Request access to your personal data (commonly known as a “data subject access request”). This enables you to receive a copy of the personal data we hold about you and to check that we are lawfully processing it.

Request correction of your personal data. This enables you to have any incomplete or inaccurate data we hold about you corrected, though we may need to verify the accuracy of the new data you provide to us.

Request erasure of your personal data. This enables you to ask us to delete or remove personal data where there is no good reason for us continuing to process it. You also have the right to ask us to delete or remove your personal data where you have successfully exercised your right to object to processing (see below), where we may have processed your information unlawfully or where we are required to erase your personal data to comply with local law. Note, however, that we may not always be able to comply with your request of erasure for specific legal reasons which will be notified to you, if applicable, at the time of your request.

Object to processing of your personal data where we are relying on a legitimate interest (or those of a third party) and there is something about your particular situation which makes you want to object to processing on this ground as you feel it impacts on your fundamental rights and freedoms. You also have the right to object where we are processing your personal data for direct marketing purposes. In some cases, we may demonstrate that we have compelling legitimate grounds to process your information which override your rights and freedoms.

Request restriction of processing of your personal data. This enables you to ask us to suspend the processing of your personal data in the following scenarios:

  • If you want us to establish the data’s accuracy.
  • Where our use of the data is unlawful, but you do not want us to erase it.
  • Where you need us to hold the data even if we no longer require it as you need it to establish, exercise or defend legal claims.
  • You have objected to our use of your data, but we need to verify whether we have overriding legitimate grounds to use it.

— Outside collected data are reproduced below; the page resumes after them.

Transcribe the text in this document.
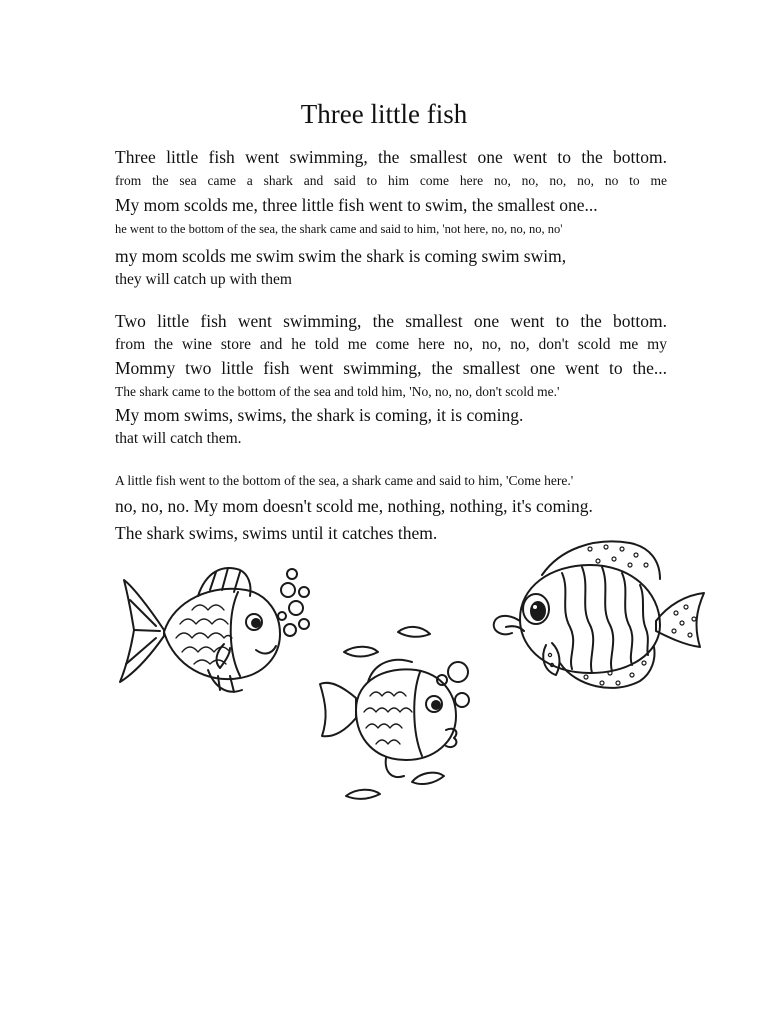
Three little fish
Three little fish went swimming, the smallest one went to the bottom.
from the sea came a shark and said to him come here no, no, no, no, no to me
My mom scolds me, three little fish went to swim, the smallest one...
he went to the bottom of the sea, the shark came and said to him, 'not here, no, no, no, no'
my mom scolds me swim swim the shark is coming swim swim,
they will catch up with them
Two little fish went swimming, the smallest one went to the bottom.
from the wine store and he told me come here no, no, no, don't scold me my
Mommy two little fish went swimming, the smallest one went to the...
The shark came to the bottom of the sea and told him, 'No, no, no, don't scold me.'
My mom swims, swims, the shark is coming, it is coming.
that will catch them.
A little fish went to the bottom of the sea, a shark came and said to him, 'Come here.'
no, no, no. My mom doesn't scold me, nothing, nothing, it's coming.
The shark swims, swims until it catches them.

If you wish to exercise any of the rights set out above, please contact us. You will not have to pay a fee to access your personal data (or to exercise any of the other rights). However, we may charge a reasonable fee if your request is clearly unfounded, repetitive or excessive. Alternatively, we could refuse to comply with your request in these circumstances.

 

WHAT WE MAY NEED FROM YOU  

We may need to request specific information from you to help us confirm your identity and ensure your right to access your personal data (or to exercise any of your other rights). This is a security measure to ensure that personal data is not disclosed to any person who has no right to receive it. We may also contact you to ask you for further information in relation to your request to speed up our response.

 

TIME LIMIT TO RESPOND  

We try to respond to all legitimate requests within one month. Occasionally it could take us longer than a month if your request is particularly complex or you have made a number of requests. In this case, we will notify you and keep you updated.